US Marijuana Party

Wednesday, January 18, 2006

Questioning US arrest statistics

Opinion
Yahoo News
Scott Christianson
01/18/06

Federal statistics reveal that the nation's "clearance rate" - the percentage of cases for which police arrest or identify a suspect - has fallen dramatically. And this shift is fraught with implications.

The arrest clearance rate for reported homicides recently dropped to about 60 percent compared with about 90 percent 50 years ago. This means that a murderer today has about a 40 percent chance of avoiding arrest compared with less than 10 percent in 1950. The record for other FBI Index Crimes is even more dismal: The clearance rates have sunk to 42 percent for forcible rape, 26 percent for robbery, and 13 percent for burglary and motor vehicle theft, all way down from earlier eras.

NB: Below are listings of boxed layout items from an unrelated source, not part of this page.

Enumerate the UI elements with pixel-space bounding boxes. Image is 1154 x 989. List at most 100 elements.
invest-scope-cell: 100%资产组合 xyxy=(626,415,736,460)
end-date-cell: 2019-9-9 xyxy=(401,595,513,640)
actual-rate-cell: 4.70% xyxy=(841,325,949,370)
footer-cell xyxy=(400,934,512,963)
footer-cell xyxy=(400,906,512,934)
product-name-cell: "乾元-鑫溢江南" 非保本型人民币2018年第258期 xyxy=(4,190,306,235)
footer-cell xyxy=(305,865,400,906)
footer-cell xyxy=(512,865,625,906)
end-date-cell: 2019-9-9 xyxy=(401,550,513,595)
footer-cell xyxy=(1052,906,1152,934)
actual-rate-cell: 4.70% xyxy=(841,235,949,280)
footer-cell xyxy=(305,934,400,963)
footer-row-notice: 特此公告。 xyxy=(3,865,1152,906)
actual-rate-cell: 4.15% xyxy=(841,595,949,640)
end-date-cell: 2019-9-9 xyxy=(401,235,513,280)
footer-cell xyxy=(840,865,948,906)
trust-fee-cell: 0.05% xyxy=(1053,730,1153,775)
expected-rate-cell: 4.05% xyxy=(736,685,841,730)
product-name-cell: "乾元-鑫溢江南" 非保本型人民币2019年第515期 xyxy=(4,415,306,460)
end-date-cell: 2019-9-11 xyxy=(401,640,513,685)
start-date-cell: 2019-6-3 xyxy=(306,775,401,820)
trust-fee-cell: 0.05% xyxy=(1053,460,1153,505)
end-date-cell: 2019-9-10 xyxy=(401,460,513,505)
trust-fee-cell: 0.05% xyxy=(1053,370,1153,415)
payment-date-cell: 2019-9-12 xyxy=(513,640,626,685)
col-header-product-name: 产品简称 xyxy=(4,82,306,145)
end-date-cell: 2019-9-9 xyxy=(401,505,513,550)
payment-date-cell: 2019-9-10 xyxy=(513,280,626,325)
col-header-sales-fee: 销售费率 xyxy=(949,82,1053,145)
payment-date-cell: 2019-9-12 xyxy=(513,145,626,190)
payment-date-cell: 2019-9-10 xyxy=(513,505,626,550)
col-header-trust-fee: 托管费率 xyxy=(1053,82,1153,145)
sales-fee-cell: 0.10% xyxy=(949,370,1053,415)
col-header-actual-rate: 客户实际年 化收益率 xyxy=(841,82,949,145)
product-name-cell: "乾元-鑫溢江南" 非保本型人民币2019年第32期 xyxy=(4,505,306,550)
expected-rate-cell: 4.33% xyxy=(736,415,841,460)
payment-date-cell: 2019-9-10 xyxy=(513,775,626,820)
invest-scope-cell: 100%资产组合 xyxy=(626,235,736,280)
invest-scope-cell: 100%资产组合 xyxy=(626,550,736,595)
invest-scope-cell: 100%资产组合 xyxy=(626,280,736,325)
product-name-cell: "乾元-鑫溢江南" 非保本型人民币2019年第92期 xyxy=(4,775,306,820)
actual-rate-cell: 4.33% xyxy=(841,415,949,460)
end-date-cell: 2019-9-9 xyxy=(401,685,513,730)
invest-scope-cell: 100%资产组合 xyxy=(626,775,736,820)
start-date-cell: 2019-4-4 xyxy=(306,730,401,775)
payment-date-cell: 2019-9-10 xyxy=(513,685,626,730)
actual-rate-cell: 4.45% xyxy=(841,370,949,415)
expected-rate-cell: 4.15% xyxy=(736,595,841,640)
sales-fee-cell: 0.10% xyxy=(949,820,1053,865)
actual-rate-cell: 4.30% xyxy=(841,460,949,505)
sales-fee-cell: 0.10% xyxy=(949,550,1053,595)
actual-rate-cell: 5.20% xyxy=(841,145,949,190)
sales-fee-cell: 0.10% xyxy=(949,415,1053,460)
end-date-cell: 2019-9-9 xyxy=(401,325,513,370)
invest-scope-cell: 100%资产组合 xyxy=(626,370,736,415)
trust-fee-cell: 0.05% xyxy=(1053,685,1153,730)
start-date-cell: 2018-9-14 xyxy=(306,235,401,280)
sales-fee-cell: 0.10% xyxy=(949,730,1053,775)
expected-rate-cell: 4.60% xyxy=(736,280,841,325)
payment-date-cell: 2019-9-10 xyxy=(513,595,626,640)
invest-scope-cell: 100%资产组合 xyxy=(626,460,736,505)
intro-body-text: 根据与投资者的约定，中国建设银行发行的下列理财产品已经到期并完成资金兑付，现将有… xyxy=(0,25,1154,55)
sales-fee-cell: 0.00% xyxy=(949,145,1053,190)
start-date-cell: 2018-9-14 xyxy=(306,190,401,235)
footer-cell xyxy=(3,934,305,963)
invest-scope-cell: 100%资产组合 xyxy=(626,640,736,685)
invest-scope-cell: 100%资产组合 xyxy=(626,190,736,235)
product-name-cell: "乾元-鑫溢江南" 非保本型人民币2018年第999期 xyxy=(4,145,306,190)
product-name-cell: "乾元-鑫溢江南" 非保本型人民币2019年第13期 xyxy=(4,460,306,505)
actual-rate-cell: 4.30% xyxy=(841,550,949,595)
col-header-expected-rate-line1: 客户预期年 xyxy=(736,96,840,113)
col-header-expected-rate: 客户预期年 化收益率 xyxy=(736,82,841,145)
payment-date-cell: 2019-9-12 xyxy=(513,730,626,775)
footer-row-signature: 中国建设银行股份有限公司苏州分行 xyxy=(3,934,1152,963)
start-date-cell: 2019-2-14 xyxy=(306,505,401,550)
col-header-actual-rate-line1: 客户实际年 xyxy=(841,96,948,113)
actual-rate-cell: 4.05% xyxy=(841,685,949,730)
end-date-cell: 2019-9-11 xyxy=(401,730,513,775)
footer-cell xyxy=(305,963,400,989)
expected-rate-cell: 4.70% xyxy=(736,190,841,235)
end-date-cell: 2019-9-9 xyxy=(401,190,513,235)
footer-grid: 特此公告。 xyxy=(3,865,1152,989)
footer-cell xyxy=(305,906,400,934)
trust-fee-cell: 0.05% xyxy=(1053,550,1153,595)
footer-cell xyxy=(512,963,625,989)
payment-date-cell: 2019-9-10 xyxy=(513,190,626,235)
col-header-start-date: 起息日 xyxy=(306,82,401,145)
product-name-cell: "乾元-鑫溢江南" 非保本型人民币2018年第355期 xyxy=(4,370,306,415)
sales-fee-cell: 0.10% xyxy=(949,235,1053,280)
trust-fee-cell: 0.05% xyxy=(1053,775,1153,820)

So, if reported crime has been going down and arrests have gone up, what accounts for the plummeting arrest clearance rates for murder, robbery, rape, burglary, larceny, and motor vehicle theft?

Part of the answer must involve drug law enforcement - victimless offenses that aren't reported to the police or included as FBI Index Crimes. Instead of arresting suspects for burglaries and other serious reported crimes, cops today spend much of their energy going after illegal drugs. Their arrest rate for drug possession (especially marijuana) has shot up more than 500 times from what it was in 1965.

- Scott Christianson, a former New York state criminal justice official, is the author of several books about crime and punishment.